Review: Oakley Cycling Cap
Oakley has come full circle into the world of cycling with their increased presence in the apparel side of things. A company who got their start with BMX grips now has lines of helmets, jerseys, bibs, warmers, gloves, and caps. With their absurd attention to detail we were excited to receive our Oakley Cycling Cap. Here are our thoughts.
Cycling caps are the guilty pleasure around creakybottombracket.com. It can’t be just any cap, though. The cap needs to be functional and appealing. Oakley, the sunglass giant, has always made edgy offerings. Their cycling line is no different. When we received the cap we were a bit confused. The cap (in blue) fades to sea foam in the back. The L/XL sizing was more than generous and initially felt like a shower cap. The fabric looked like it had the potential to stick rather than wick. Would that all change once a helmet was thrown over top and the sweat began to bead? And would it earn its place in our regular rotation?
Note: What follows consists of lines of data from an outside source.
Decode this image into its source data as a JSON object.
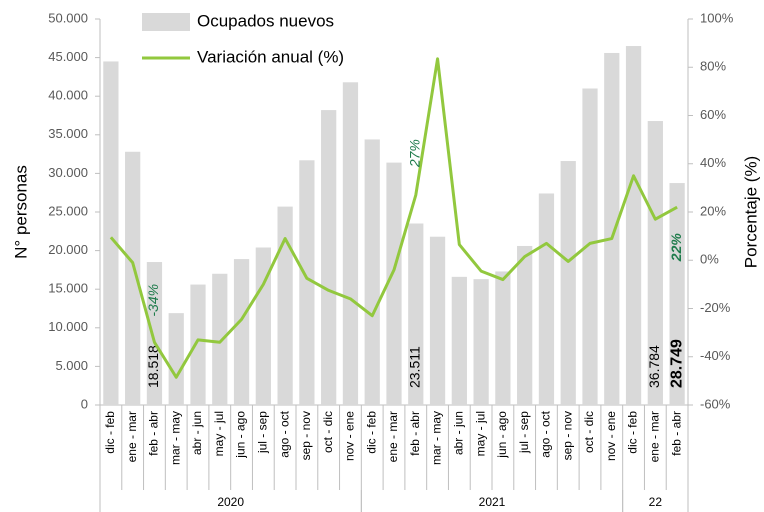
{
  "chart_data": {
    "type": "bar-line",
    "categories": [
      "dic - feb",
      "ene - mar",
      "feb - abr",
      "mar - may",
      "abr - jun",
      "may - jul",
      "jun - ago",
      "jul - sep",
      "ago - oct",
      "sep - nov",
      "oct - dic",
      "nov - ene",
      "dic - feb",
      "ene - mar",
      "feb - abr",
      "mar - may",
      "abr - jun",
      "may - jul",
      "jun - ago",
      "jul - sep",
      "ago - oct",
      "sep - nov",
      "oct - dic",
      "nov - ene",
      "dic - feb",
      "ene - mar",
      "feb - abr"
    ],
    "groups": [
      {
        "label": "2020",
        "count": 12
      },
      {
        "label": "2021",
        "count": 12
      },
      {
        "label": "22",
        "count": 3
      }
    ],
    "series": [
      {
        "name": "Ocupados nuevos",
        "type": "bar",
        "color": "#d9d9d9",
        "values": [
          44500,
          32800,
          18518,
          11900,
          15600,
          17000,
          18900,
          20400,
          25700,
          31700,
          38200,
          41800,
          34400,
          31400,
          23511,
          21800,
          16600,
          16300,
          17300,
          20600,
          27400,
          31600,
          41000,
          45600,
          46500,
          36784,
          28749
        ],
        "value_labels": [
          null,
          null,
          "18.518",
          null,
          null,
          null,
          null,
          null,
          null,
          null,
          null,
          null,
          null,
          null,
          "23.511",
          null,
          null,
          null,
          null,
          null,
          null,
          null,
          null,
          null,
          null,
          "36.784",
          "28.749"
        ]
      },
      {
        "name": "Variación anual (%)",
        "type": "line",
        "axis": "y2",
        "color": "#92c83e",
        "values": [
          9.5,
          -1,
          -34,
          -48.5,
          -33,
          -34,
          -24.5,
          -10,
          9,
          -7.5,
          -12.5,
          -16,
          -23,
          -4,
          27,
          83.5,
          6.5,
          -4.5,
          -8,
          1.5,
          7,
          -0.5,
          7,
          9,
          35,
          17,
          22
        ],
        "value_labels": [
          null,
          null,
          "-34%",
          null,
          null,
          null,
          null,
          null,
          null,
          null,
          null,
          null,
          null,
          null,
          "27%",
          null,
          null,
          null,
          null,
          null,
          null,
          null,
          null,
          null,
          null,
          null,
          "22%"
        ]
      }
    ],
    "ylabel": "N° personas",
    "y2label": "Porcentaje (%)",
    "ylim": [
      0,
      50000
    ],
    "yticks": [
      0,
      {
        "value": 5000,
        "label": "5.000"
      },
      {
        "value": 10000,
        "label": "10.000"
      },
      {
        "value": 15000,
        "label": "15.000"
      },
      {
        "value": 20000,
        "label": "20.000"
      },
      {
        "value": 25000,
        "label": "25.000"
      },
      {
        "value": 30000,
        "label": "30.000"
      },
      {
        "value": 35000,
        "label": "35.000"
      },
      {
        "value": 40000,
        "label": "40.000"
      },
      {
        "value": 45000,
        "label": "45.000"
      },
      {
        "value": 50000,
        "label": "50.000"
      }
    ],
    "y2lim": [
      -60,
      100
    ],
    "y2ticks": [
      {
        "value": -60,
        "label": "-60%"
      },
      {
        "value": -40,
        "label": "-40%"
      },
      {
        "value": -20,
        "label": "-20%"
      },
      {
        "value": 0,
        "label": "0%"
      },
      {
        "value": 20,
        "label": "20%"
      },
      {
        "value": 40,
        "label": "40%"
      },
      {
        "value": 60,
        "label": "60%"
      },
      {
        "value": 80,
        "label": "80%"
      },
      {
        "value": 100,
        "label": "100%"
      }
    ],
    "legend": "upper left",
    "grid": false
  }
}
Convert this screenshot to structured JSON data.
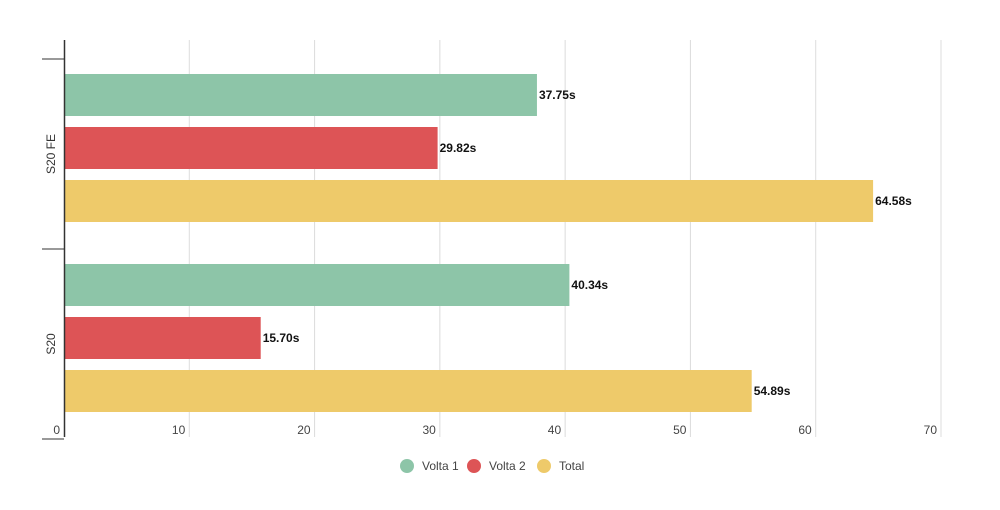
{
  "chart_data": {
    "type": "bar",
    "orientation": "horizontal",
    "title": "",
    "xlabel": "",
    "ylabel": "",
    "categories": [
      "S20 FE",
      "S20"
    ],
    "series": [
      {
        "name": "Volta 1",
        "color": "#8dc5a8",
        "values": [
          37.75,
          40.34
        ],
        "labels": [
          "37.75s",
          "40.34s"
        ]
      },
      {
        "name": "Volta 2",
        "color": "#dd5456",
        "values": [
          29.82,
          15.7
        ],
        "labels": [
          "29.82s",
          "15.70s"
        ]
      },
      {
        "name": "Total",
        "color": "#eeca6a",
        "values": [
          64.58,
          54.89
        ],
        "labels": [
          "64.58s",
          "54.89s"
        ]
      }
    ],
    "xlim": [
      0,
      70
    ],
    "xticks": [
      "0",
      "10",
      "20",
      "30",
      "40",
      "50",
      "60",
      "70"
    ],
    "grid": true,
    "legend": "bottom-center"
  }
}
One positive Oakley has impressed on its apparel is simplicity in design. The Oakley Cycling Cap is mostly void of decoration aside from the color fade toward the back. The bottom of the brim has some zig-zag action but for the most part the Oakley O is the only thing standing out from the cap’s appearance. It was why the cap was lusted after. Because helmets cover caps, it was always thought caps should possess a get-in-get-out approach: keep it simple, it’s rarely seen anyway.
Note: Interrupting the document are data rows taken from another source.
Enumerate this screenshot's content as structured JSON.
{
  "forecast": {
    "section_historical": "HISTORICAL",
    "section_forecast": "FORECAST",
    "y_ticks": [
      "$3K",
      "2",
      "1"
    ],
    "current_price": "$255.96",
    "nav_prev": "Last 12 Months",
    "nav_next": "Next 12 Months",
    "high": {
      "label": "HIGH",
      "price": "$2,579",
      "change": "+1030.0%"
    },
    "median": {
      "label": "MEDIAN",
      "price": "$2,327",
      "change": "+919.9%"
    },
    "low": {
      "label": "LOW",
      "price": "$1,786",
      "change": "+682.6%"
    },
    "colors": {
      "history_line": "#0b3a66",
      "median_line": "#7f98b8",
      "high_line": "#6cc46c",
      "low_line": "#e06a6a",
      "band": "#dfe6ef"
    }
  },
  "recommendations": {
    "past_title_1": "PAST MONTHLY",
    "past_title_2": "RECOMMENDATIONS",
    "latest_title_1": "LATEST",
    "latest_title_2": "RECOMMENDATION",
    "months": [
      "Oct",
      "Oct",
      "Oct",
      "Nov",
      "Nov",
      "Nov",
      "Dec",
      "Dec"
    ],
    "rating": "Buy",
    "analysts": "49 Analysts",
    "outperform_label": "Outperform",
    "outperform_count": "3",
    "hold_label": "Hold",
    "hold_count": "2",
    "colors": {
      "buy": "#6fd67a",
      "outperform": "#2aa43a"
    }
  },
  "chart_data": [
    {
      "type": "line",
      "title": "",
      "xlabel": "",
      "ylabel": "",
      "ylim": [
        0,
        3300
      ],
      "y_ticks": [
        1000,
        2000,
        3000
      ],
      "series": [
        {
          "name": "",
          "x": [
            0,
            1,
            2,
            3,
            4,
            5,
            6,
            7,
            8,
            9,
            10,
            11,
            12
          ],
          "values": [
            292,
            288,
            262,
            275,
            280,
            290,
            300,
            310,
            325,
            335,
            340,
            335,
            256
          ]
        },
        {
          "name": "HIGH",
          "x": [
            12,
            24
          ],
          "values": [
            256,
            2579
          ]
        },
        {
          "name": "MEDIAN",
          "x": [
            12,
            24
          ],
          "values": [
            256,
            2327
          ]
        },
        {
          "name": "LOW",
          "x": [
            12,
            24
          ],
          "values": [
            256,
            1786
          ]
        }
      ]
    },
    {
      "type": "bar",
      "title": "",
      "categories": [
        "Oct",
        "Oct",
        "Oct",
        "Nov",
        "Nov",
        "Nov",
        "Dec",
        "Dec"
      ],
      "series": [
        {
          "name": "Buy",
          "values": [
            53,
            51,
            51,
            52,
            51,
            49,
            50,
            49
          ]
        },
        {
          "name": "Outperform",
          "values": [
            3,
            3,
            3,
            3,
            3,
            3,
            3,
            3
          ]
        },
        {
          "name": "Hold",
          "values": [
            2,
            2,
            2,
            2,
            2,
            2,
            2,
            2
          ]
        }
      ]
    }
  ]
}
Despite its baggy feel, the Oakley Cycling Cap felt at home under the helmet. Any concerns of bunching up faded as we bounced along backcountry roads in the late afternoon sun. The brim had a satisfying snap to it, remaining in place angled upwards. Often we had to make observations about it because it was stealthy in its presence. The cap was winning us over.
Despite the rule that cap brims should always be up, for the return trip the brim was needed to block the evening sunset glare. Again, we had to remember the cap was part of the kit; it wasn’t making us scratch our heads or demanding a reset. We enjoyed the simplicity of its feel after the umpteenth bug zipped into the helmet vent, bounced off the cap, and was shot out the back. And all the while sweat never cascaded on the warm outing. This cap was becoming the real deal. Even the fade matched the helmet and kit for the day. That was by accident.
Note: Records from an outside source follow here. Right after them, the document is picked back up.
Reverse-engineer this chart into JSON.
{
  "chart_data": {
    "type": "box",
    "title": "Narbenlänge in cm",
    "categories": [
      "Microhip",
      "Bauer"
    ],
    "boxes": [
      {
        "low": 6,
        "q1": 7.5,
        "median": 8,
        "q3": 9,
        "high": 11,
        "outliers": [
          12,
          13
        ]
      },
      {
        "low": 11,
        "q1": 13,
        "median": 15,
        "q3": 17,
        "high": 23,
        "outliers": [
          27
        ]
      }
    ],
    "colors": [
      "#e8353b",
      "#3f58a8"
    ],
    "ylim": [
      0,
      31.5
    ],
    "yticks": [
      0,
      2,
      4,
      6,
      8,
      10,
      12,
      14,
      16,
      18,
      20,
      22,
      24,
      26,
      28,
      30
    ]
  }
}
Where we felt about the cap before the ride and where we were at its conclusion were two separate places. There were doubts about the comfort, worrying it could be scratchy or sticky and yet we regularly forget the cap was there, a good sign when something so simple could disrupt a ride so enjoyable. Now that we have concluded that the Oakley Cycling Cap has passed the fashion and function test, as well as earned its place on the kit hook, our curiosity has been inspired. If Oakley can make simple caps that well, just how comfortable are their other cycling designs? Perhaps it is time to find out.